With Halloween upon us, we think of ghosts and goblins, haunted house tours, caramel apples, hot apple cider and the tons of Halloween candy we’ll be passing out to trick-or-treaters.
The last couple of weeks, there have been dozens of scary movies on TV, including the usual ghost-story shows of hauntings and paranormal activity — which brings to mind a ghost story that happened to me in my late teens.
It was several years ago in early spring when I was awakened around 2 a.m. by a pounding that seemed to emanate from somewhere outside of the house.
My room was over the garage in my parents’ home, so I thought perhaps it was echoing from the floor below. It sounded like someone was hitting the side of the house or side garage door with a baseball bat, yet it seemed muffled, like a heartbeat. It reminded me of an early 1960s movie about a haunted mansion in New England.
I lay there in the dark listening and trying to figure out what it could be. I could feel my own heart beating hard and harder. Suddenly, my mother opened my bedroom door and asked me if I heard the pounding, too. I looked at her and managed to nod. By this time, I was sitting on the edge of the bed shaking with fear. The two of us looked wide-eyed at each other as we listened to the pounding until it gradually grew softer and then stopped.
Mom thought it could have been my brother banging on the door, as he sometimes forgot his key. So she went downstairs to check the front door.

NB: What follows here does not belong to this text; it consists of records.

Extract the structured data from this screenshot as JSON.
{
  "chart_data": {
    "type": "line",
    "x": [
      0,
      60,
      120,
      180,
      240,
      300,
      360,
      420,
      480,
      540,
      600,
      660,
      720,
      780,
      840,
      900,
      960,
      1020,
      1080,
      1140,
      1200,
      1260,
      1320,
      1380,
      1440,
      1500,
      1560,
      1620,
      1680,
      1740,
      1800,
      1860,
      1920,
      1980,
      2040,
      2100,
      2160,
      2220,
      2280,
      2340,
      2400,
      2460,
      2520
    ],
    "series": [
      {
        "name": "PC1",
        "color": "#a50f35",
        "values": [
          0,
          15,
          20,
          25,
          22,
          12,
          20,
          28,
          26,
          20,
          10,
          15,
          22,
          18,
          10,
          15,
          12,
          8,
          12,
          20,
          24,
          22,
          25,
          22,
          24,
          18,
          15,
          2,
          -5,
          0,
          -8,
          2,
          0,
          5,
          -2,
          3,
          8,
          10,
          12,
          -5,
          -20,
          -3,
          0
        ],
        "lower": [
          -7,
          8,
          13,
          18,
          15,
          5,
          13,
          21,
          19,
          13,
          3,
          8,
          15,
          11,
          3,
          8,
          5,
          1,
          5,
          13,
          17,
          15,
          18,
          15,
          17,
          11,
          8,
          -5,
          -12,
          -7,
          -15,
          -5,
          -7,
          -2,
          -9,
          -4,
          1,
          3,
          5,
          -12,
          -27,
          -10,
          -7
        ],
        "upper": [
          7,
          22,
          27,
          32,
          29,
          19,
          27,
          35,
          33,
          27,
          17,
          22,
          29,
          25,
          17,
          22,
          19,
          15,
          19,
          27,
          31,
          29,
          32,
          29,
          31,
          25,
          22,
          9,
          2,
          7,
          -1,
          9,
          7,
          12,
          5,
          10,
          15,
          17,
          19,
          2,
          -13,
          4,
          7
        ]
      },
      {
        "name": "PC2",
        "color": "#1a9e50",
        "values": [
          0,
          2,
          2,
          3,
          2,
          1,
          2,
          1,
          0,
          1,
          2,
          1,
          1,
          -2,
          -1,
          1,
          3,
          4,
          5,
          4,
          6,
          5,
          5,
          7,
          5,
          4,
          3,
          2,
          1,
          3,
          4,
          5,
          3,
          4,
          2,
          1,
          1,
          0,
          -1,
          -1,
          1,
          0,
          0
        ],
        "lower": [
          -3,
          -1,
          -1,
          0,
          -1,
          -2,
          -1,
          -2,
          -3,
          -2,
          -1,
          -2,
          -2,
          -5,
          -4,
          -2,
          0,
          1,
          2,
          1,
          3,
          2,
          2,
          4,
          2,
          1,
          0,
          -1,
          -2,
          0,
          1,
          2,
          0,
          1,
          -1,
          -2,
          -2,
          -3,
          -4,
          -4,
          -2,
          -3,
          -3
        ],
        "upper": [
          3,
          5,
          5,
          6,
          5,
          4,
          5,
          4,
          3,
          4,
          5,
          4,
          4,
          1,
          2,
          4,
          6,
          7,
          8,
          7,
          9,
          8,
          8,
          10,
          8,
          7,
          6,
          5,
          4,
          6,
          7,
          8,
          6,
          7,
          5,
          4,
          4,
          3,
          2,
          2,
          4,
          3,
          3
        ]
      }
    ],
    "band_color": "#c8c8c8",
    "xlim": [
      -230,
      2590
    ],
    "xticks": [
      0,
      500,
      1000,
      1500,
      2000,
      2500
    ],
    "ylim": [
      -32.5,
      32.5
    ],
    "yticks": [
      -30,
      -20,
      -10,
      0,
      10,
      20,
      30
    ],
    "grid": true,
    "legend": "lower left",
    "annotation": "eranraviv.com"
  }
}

She even opened the door only to hear the wind blowing with no sign of my brother. Mom re-locked the door, then went to the back and side doors to check if they were secure, but all were locked tight.
The next morning, we talked about what we had heard. To Mom it sounded like someone was pounding on the front door. To me, it sounded like the pounding came from the side of the house.
What was even stranger was my mother had to step over our Springer spaniel, who was sleeping in the upstairs hall. If it had actually been my brother, or anyone else for that matter, our dog would have awakened immediately and barked.
A week later, my grandmother (my mother’s mom) passed away. Had we been warned of her impending death? One could only guess.
Months later, my mom was telling her brother about what happened. He also had a similar experience just before my grandma died, around the same time. Only he heard a loud pounding on his back door. What made him think it was something other than a prankster or one of his boys coming home late was that his boys were all home and sound asleep.
He, too, had to step over his sleeping Irish setter that was sleeping at the bottom of the stairs as he went to check the back door.